Les coudes très écartés, Jean-François Guédon s'accroche à la table de sa cuisine et crispe les mâchoires lorsqu'il évoque les réunions de la «cellule sécheresse» en préfecture. A chaque fois, il a l'impression de s'en «prendre plein la tête». Il se sent montré du doigt. Cet agriculteur de Villars-les-Dombes représente les «irriguants» et arrose lui-même près de 200 hectares dans la plaine de l'Ain, océan de maïs sur une terre ingrate. «Gamin, raconte-t-il, j'ai connu ces plaines sans personne dessus, sans aucune culture.»
Le sol est un limon sableux posé sur du gravier. Cela ne permet aucune remontée capillaire, aucun stockage de l’eau.

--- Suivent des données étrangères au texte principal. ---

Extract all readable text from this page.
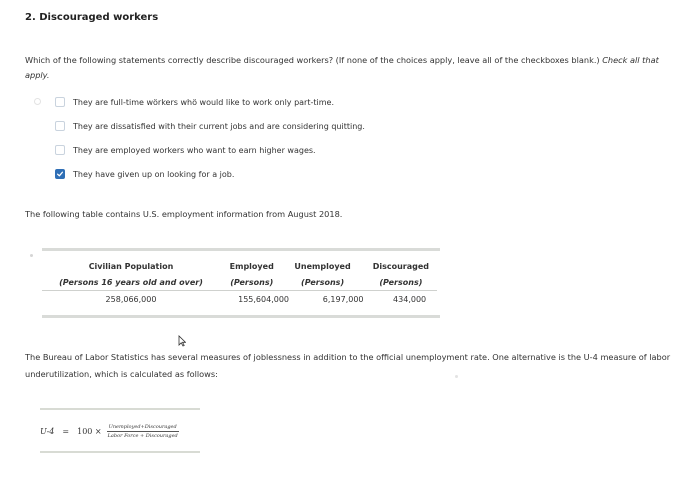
2. Discouraged workers
Which of the following statements correctly describe discouraged workers? (If none of the choices apply, leave all of the checkboxes blank.) Check all that apply.
They are full-time wörkers whö would like to work only part-time.
They are dissatisfied with their current jobs and are considering quitting.
They are employed workers who want to earn higher wages.
They have given up on looking for a job.
The following table contains U.S. employment information from August 2018.
Civilian Population	Employed	Unemployed	Discouraged
(Persons 16 years old and over)	(Persons)	(Persons)	(Persons)
258,066,000	155,604,000	6,197,000	434,000
The Bureau of Labor Statistics has several measures of joblessness in addition to the official unemployment rate. One alternative is the U-4 measure of labor underutilization, which is calculated as follows:
$U-4 = 100 \times \frac{\text{Unemployed+Discouraged}}{\text{Labor Force + Discouraged}}$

Alors, pour faire pousser du maïs, du blé et du soja, les paysans ont investi dans des canalisations qui puisent l’eau du Rhône, des rivières et surtout de la nappe, qui se situe début juin au niveau atteint d’ordinaire fin juillet. Ici, 15 000 hectares sont irrigués sur les 27 000 cultivés dans une plaine devenue fertile. Cela coûte en moyenne de 250 à 300 euros par hectare et par an. Pour amortir, les pivots d’irrigation fonctionnent d’ordinaire 24 heures sur 24.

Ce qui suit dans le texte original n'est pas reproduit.